The leech has been successfully used for medical purposes in recent years. You may be surprised to know that leeches have saved many people who had met with accidents around the world.

What we most fear is the leech’s bite into flesh with its sharp teeth. According to experts, a leech has about 300 sharp teeth. The bites inject a powerful anaesthetic and you feel no pain. If you do not forcefully remove the leech, it will start sucking your blood while secreting a cocktail of substances acting as an anticoagulant. This will ensure the blood’s purity and its free flow. The leech usually sucks for only 20 to 30 minutes, but bleeding will continue until the blockage is cleared.

The blood vessels of the ear are very small and sensitive. If an ear is damaged accidentally, it will not be an easy task to heal it.

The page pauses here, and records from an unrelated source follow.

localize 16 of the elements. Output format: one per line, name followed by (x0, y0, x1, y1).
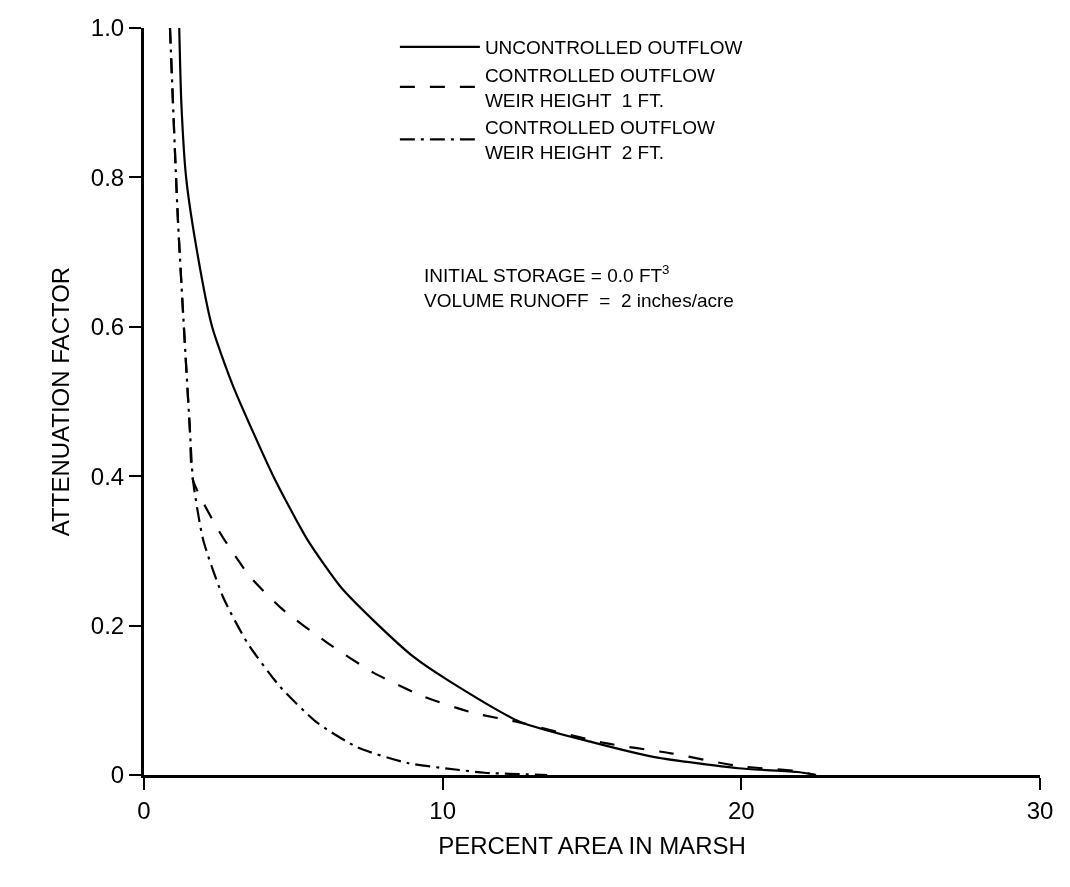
y-axis-title: ATTENUATION FACTOR (46, 266, 74, 537)
annotation: INITIAL STORAGE = 0.0 FT$^{3}$ VOLUME RUNOFF = 2 inches/acre (424, 262, 734, 311)
y-tick-label: 0 (110, 761, 125, 789)
legend-label: UNCONTROLLED OUTFLOW (484, 37, 743, 59)
y-tick-label: 0.2 (90, 612, 125, 639)
y-tick-label: 0.8 (90, 163, 125, 191)
y-tick-label: 0.4 (90, 462, 125, 490)
x-tick-label: 0 (137, 796, 151, 824)
x-tick-label: 20 (727, 796, 755, 824)
y-tick-label: 0.6 (90, 313, 125, 341)
y-tick-label: 1.0 (90, 14, 125, 42)
x-axis-title: PERCENT AREA IN MARSH (438, 832, 746, 860)
legend-label: CONTROLLED OUTFLOW WEIR HEIGHT 1 FT. (484, 64, 716, 111)
legend-label: CONTROLLED OUTFLOW WEIR HEIGHT 2 FT. (484, 117, 716, 164)
x-tick-label: 30 (1026, 796, 1054, 824)
x-tick-label: 10 (429, 796, 457, 824)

A five-year-old American boy’s ear was bitten off by a dog.

Surgeons successfully reattached the broken piece in a 12-hour long operation. However, after three days the ear turned dark blue and then purple. The medical team headed by Joseph Upton considered different mediations and finally decided to use leeches. He had successfully used leeches to heal soldiers wounded in the Vietnam War. Then he attached 12 leeches over six days to the injured ear. They dropped off one by one after sucking the blood. At the end of the leech treatment, the doctor found that the boy’s ear had healed and his blood circulation had returned to normal.

Cheap and effective

Even doctors have different opinions about the leech treatment. Some doctors think that they should not go back to the past in the treatment of patients.

However, surgeon Peter Mahaffey in Britain used leeches to treat patients. As a medical student, he had seen how patients with black eyes were cured using leeches. He used to keep many leeches in his laboratory. According to him, leech treatment is incredibly cheap and effective.

From where do doctors get leeches? When a patient is brought before them, they cannot go on collecting leeches.

In Britain and many other countries, there are leech-breeding farms. In fact, the leech-breeding farm in Britain was founded by Dr Roy Sawyer who came from South Wales. His company used to supply leeches to doctors and hospitals regularly. As a boy, he ran about in his native South Carolina where he found leeches for the first time. Even while swimming, he found leeches hanging on to his body. Unlike many of us, he did not hate them, but treated them as part of nature. When he proceeded to medical school, he saw how leeches were used in medicine.

Leeches were mostly used on patients having inflammatory conditions. He said leeches had been used for bleeding purposes for centuries.

Dr Sawyer did his postgraduate studies in Zoology at the University of Wales where he spent more than a decade to compile his three-volume “Leech Biology and Behaviour.” It is probably the most authoritative work on leeches. He had about 80,000 species kept in glass tanks. He fed them on cow’s blood obtained from a slaughterhouse.

Slimy parasite

In the 21st century, the leech is on the cutting edge of modern medicine. Doctors no longer think that the slimy parasite is a tool of the medieval quacks. In 1977, Dr Sawyer went on an expedition into the jungles of French Guiana looking for the giant Haementeria ghilianii, named after Vittore Ghiliani, a 19th century naturalist. He discovered the species in the Amazon forest.

Scientists have found that leech saliva contains a powerful enzyme capable of dissolving blood clots in patients. It is strange that a bloodsucking parasite of the third world could be used to treat patients suffering from cardiovascular diseases which remain the main killer in the West.